I tuoi vecchi compagni di classe potranno riconoscere alcuni loro tratti nei protagonisti del racconto o sono personaggi completamente inventati?
(Ghigno malefico seguito da espressione angelica) Ma certo, è tutto tutto inventato! A parte gli scherzi, io ho un bel ricordo del liceo, eravamo una classe molto varia e creativa, so che le mie compagne e i miei compagni stanno realizzando cose bellissime (dall’insegnamento alla chimica, dalla regia al giornalismo) e ne sono felice. In particolare, ricordo con molto affetto i ragazzi, sempre molto protettivi, attenti e divertenti, mi hanno fatto sentire meno figlia unica! E poi in quegli anni ho trovato e ritrovato amicizie importanti, che mi accompagnano ancora oggi. Di vero, nei personaggi di questo racconto, ci sono i caratteri delle mie amiche più strette, donne tostissime e speciali che ammiro e mi supportano e sopportano ormai da decenni; ci sono la goffaggine (ma anche la tenerezza) nel gestire le prime emozioni forti, l’amore per lo studio, la passione per certi giochi di parole, aneddoti e tormentoni che ritornano all’infinito, facendo sempre molto ridere.

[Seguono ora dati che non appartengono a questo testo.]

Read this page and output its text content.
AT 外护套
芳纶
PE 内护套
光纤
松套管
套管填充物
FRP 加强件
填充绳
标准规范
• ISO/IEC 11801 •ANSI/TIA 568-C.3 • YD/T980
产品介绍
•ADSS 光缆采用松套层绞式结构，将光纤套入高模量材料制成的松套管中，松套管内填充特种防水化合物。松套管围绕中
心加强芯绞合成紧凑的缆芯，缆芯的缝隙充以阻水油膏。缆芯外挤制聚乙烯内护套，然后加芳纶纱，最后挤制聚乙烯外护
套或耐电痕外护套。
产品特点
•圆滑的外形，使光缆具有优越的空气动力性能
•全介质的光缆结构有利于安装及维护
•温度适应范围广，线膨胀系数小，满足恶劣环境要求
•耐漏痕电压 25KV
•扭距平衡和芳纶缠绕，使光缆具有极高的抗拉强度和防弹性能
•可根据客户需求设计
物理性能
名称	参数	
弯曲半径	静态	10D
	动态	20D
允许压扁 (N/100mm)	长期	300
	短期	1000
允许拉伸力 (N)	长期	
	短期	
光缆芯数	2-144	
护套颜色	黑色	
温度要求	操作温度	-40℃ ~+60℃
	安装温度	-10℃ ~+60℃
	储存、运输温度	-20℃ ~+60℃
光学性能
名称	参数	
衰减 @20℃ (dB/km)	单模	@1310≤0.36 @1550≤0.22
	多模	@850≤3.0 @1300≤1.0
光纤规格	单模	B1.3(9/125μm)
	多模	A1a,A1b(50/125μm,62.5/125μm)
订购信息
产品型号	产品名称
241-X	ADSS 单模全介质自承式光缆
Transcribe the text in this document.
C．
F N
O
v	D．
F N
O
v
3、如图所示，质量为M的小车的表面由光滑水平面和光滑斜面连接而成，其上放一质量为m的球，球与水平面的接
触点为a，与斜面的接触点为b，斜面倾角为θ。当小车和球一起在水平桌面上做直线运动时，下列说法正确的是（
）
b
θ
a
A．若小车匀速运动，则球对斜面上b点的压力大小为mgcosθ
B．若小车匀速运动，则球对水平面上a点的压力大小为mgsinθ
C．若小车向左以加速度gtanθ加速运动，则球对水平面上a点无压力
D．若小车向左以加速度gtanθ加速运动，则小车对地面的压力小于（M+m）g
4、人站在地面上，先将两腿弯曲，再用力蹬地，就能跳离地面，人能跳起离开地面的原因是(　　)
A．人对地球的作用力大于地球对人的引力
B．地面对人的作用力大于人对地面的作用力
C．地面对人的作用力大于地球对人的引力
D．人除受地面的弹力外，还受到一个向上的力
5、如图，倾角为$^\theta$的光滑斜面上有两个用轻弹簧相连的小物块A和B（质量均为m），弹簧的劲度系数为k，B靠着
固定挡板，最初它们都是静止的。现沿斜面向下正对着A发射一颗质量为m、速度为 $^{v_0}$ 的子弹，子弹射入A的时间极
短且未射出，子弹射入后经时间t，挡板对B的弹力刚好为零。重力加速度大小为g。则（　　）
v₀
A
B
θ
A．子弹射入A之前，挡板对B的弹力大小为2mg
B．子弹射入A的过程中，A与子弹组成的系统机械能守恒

Ma a te è capitato di partecipare ad una reunion con i vecchi compagni di classe?
Sì, più volte, ma vi assicuro che abbiamo sempre mangiato pizza e non ci sono stati risvolti paranormali… Forse.
Domanda di chiusura filosofica: secondo te c’è del romanticismo nella figura dello zombie?
Dipende dallo zombie! L’idea di un sentimento che continui (o addirittura sbocci) dopo che il cuore ha cessato di battere, anche quando si perdono i pezzi e il colorito non è proprio fresco, è romantica, sì… Opterei solo per un’alimentazione più equilibrata, ecco (ho una passione per il cibo, sono monotematica!).